Vivaldi bleibt weiterhin seiner Linie treu und führt keine KI-Funktionen in den Browser ein. CEO Jon von Tetzchner lehnt KI nicht generell ab, ist aber überzeugt, dass sie im Browser nichts zu suchen hat. Er vertritt deswegen die Meinung, dass die Browser-Hersteller das falsche Problem lösen, wie er in der Pressemitteilung schreibt.

Wir ziehen Menschen dem Hype vor und werden die Freude am Entdecken nicht in passives Zuschauen verwandeln.

Jon von Tetzchner, Vivaldi-CEO

Deshalb gibt es in Vivaldi 7.8 wiederum neue Funktionen, die ohne KI auskommen. Vivaldi ist bekannt für seine Fülle an Funktionen, besonders was die Handhabung von Tabs angeht. Bereits 2020 wurden Split-Screens eingeführt und seitdem konsequent erweitert. Mit Vivaldi 7.8 gehen die Entwickler um von Tetzchner wieder einen Schritt weiter.

Drag-and-Drop-Tab-Tiling

Die zentrale Neuerung ist das überarbeitete Drag-and-Drop-Tab-Tiling: Tabs lassen sich einfach per Ziehen in flexible Layouts horizontal und vertikal anordnen. Auch Links in neu geöffneten Tabs lassen sich direkt als Kacheln einfügen. Gekachelte Tabs verhalten sich wie normale Tabs, unterstützen Auto-Reload einzelner Kacheln und kombinieren sich mit Workspaces. Das Schema ist nicht starr, sondern kann jederzeit geändert werden. Damit geht Vivaldi weit über die Konkurrenz hinaus, die per Split-Screen lediglich zwei Tabs nebeneinander bietet.

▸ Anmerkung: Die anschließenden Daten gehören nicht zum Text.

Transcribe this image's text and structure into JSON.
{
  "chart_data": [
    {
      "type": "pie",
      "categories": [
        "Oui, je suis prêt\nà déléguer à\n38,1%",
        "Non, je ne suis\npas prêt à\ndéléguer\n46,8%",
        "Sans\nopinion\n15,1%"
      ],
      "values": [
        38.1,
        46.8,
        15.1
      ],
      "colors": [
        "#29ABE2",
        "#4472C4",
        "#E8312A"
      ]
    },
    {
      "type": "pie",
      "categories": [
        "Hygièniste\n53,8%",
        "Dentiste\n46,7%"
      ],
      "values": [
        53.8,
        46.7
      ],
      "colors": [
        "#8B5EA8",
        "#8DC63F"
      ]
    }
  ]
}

Verbesserungen für E-Mail-Tabs

Vivaldi Mail funktioniert jetzt fensterübergreifend in allen Vivaldi-Fenstern und Workspaces, was es Anwendern erleichtert, ihren E-Mail-Eingang im Auge zu behalten. Zudem bleibt ein angehefteter E-Mail-Tab automatisch auf der E-Mail-Domain, er öffnet keine fremden Inhalte mehr. Eine neue Funktion zeigt, wenn aktiviert, jeden Tag ein neues Hintergrundbild aus dem Repertoire von Unsplash.